I don't know, the thing about most text slop is how little effort goes into disguising it (for now, anyway). I'm sure anyone dedicated can go undetected, but it's the really low-effort stuff that's generally the problem. If you can catch some of it, that's something at least.

zmjone2992today at 5:56 PM

i think one thing overlooked by this perspective is that many of a detectors adversaries are not that sophisticated. so despite this i think it is a useful thing to try to do. particularly when people are trying to do fraud which will often having to use abliterated models and generally trying to be as economical in their efforts

onecomment1today at 8:16 PM

This sounds like it was edited by an llm.

cyanydeeztoday at 6:01 PM

Sure it is; we do it all the time, and then we modify each other's etc, etc; english we speak today was spoke yesterday waspake the same in yesteryears; we have no trouble dating english or other languages to a time.
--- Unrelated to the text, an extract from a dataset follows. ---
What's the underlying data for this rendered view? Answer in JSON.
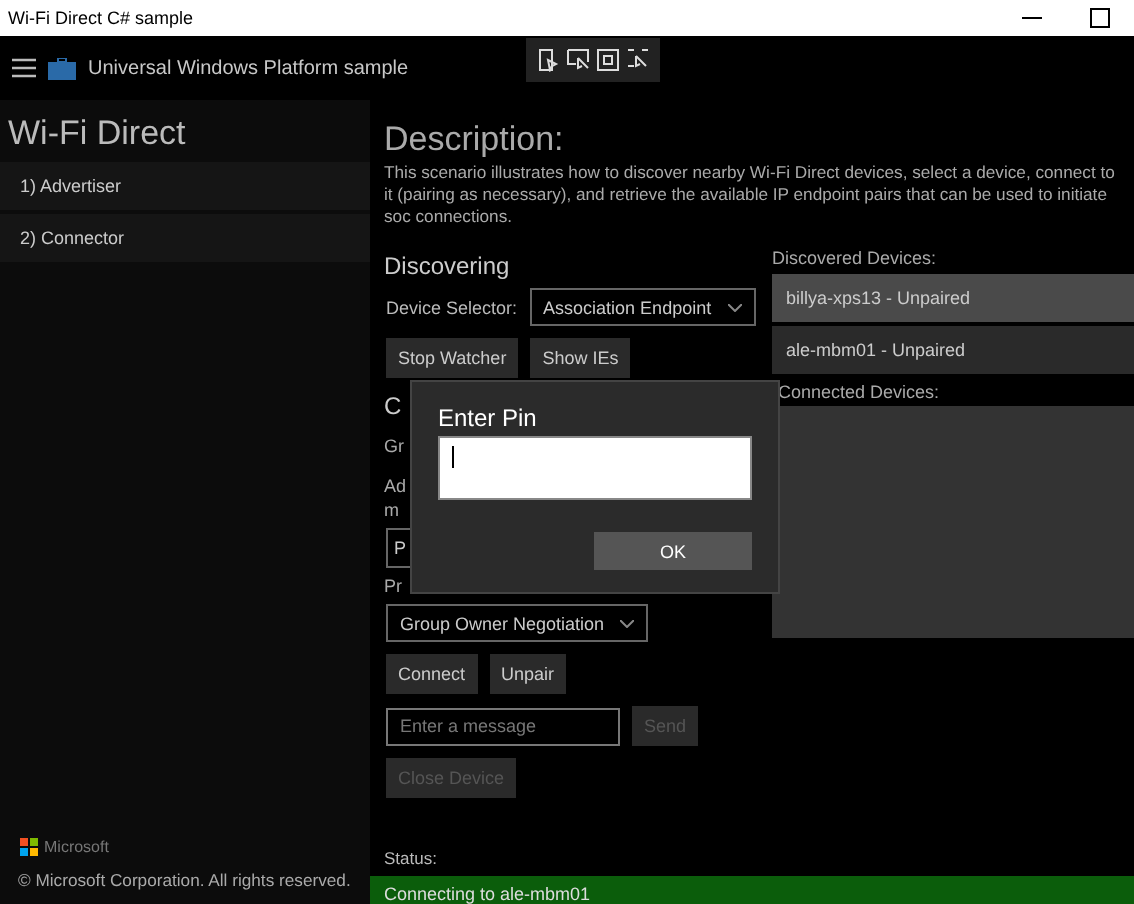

A better argument is people themselves are just too influenced by reading that they'll sound like LLMs in a couple of years.

jgalt212today at 5:25 PM

It depends on how much text. For example, chardet often falls down on short strings, but 1K characters it nails it.

jaco6today at 8:29 PM

The best method is, as always, an anti-privacy method.
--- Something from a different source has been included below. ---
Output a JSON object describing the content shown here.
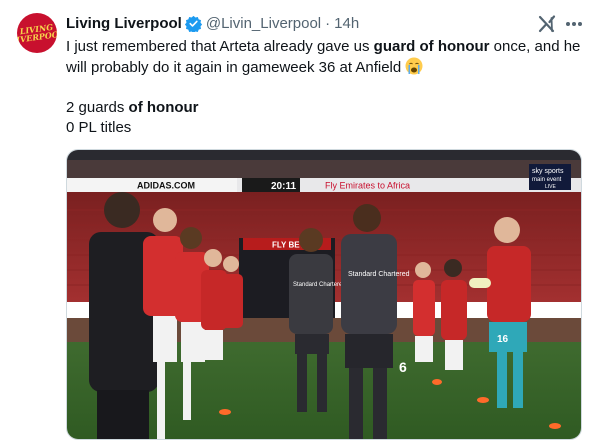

Simply track all citizens' writing patterns throughout their life, from cradle to grave, then diff with any given text's signature--you'll know if it was human written or not.

Better--opt in--install a "personal text signature" on your devices, sign things that you wrote yourself with it.

But I suppose that's just like the image provenance chips on cameras.

Either way father fascism is more with us than ever, praise him!